The Chinese government’s 14th Five-Year Plan for 2021-2025, which outlines its economic and social development goals through 2035, says increasing the proportion of direct financing is key to China’s financial reform. Direct financing could reduce the over-reliance of the financial system on bank loans, prevent financial risks associated with credit-fueled economic growth, reduce moral hazard and improve transparency in the capital market. Fitch believes that promoting direct funding will help improve the efficiency of capital allocation in the system, instill market discipline, and curb implicit government support.
Fitch expects the political campaign to benefit investment bank income from securities companies as market demand increases. This, together with the update of the Securities Law to change the approval systems for initial public offerings (IPOs) and corporate bonds to registration-based systems, will lead to increased differentiation of franchises in the investment banking industry, as market players place more emphasis on prime underwriters. “Capacity and reputation.
5. What are the prospects for the Chinese securities industry in terms of competition and market consolidation?
Changes in the regulatory environment will encourage the development of larger franchises and intensify industry consolidation. The sheer size of China’s capital markets will make it easier to host a number of large securities companies with strong balance sheets.
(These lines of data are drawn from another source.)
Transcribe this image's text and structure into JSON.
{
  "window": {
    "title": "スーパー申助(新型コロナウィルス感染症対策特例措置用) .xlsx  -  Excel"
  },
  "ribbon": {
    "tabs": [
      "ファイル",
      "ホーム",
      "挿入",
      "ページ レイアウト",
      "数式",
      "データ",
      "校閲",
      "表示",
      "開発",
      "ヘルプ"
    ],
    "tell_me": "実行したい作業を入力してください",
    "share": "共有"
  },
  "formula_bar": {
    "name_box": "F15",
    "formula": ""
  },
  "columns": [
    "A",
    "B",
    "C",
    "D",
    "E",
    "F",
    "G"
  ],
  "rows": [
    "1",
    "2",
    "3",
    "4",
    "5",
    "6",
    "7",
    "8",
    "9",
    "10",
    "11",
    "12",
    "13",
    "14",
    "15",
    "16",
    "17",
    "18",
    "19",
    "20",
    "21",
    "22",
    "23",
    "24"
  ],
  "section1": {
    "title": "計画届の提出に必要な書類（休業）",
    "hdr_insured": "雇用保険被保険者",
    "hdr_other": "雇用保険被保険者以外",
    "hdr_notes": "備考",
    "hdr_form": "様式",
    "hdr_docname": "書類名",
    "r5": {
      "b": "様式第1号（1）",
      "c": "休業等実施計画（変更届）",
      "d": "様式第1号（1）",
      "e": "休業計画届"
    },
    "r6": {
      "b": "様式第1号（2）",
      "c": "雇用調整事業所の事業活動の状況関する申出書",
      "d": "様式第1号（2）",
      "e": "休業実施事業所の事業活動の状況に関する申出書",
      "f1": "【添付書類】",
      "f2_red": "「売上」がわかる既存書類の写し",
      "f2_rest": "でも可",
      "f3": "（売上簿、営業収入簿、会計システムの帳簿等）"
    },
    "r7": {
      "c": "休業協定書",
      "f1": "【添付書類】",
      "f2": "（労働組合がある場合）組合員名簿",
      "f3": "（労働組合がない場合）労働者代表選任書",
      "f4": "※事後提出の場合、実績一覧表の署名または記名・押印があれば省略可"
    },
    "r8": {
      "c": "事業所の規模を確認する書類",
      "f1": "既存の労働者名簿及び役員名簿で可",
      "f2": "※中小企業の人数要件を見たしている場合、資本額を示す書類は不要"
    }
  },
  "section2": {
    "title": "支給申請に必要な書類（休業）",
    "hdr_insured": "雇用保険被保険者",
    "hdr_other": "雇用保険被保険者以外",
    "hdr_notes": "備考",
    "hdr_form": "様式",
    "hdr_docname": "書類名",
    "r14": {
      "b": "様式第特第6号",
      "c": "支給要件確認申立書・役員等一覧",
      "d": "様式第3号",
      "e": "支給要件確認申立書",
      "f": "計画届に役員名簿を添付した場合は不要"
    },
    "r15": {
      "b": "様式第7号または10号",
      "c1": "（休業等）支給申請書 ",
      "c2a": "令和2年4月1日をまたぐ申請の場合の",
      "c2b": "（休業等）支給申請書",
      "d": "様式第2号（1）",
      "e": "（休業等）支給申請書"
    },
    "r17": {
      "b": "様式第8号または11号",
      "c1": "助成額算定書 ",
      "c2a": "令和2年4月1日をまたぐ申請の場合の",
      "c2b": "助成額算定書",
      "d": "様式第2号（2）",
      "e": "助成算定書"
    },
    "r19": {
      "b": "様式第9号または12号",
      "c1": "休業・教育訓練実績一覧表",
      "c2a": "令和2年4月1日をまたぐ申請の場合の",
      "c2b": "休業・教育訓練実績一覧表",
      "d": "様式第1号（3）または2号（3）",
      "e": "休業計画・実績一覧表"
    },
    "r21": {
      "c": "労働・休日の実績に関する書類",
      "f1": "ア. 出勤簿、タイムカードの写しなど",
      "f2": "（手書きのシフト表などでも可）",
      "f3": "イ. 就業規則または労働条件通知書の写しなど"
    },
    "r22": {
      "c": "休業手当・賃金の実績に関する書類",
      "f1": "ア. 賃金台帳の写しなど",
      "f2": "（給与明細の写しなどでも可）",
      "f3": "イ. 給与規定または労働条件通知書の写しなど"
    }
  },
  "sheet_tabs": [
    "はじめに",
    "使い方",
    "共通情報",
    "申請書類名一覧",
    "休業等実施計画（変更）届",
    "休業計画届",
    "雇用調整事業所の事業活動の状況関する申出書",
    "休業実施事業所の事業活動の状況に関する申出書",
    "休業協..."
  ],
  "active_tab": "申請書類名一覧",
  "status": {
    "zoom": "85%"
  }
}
The strengthening of the regulatory environment and deepening of markets are likely to benefit securities firms with strong investment banking and asset management franchises, as well as those with strong investment technology capabilities. information. The latest regulatory developments, which focus on risk management and compliance performance, are likely to help large securities firms improve their risk infrastructure, strengthen self-regulation and temper risk cultures.
6. How will the higher rating of the operating environment affect the credit profile of securities companies?
The stable macroeconomic environment and regulatory progress are conducive to credit for the stand-alone credit strength of securities companies. Fitch sees the corporate profile of a Chinese brokerage firm as an increasingly important differentiator, as changes in the regulatory environment will encourage the development of larger franchises and intensify industry consolidation.
The improved OE score will benefit the assessment of the financial profile of Chinese securities companies, based on Fitch’s multi-level financial benchmarking ratios. Chinese brokerage houses with leading franchises and strong financial credentials will increasingly have stand-alone credit profiles assessed in the ‘bbb’ range under an improving OE, reflecting their control framework. seasoned risks, the strength of their franchise and their ability to seize growing business opportunities in several businesses including securities brokerage, investment banking and asset management.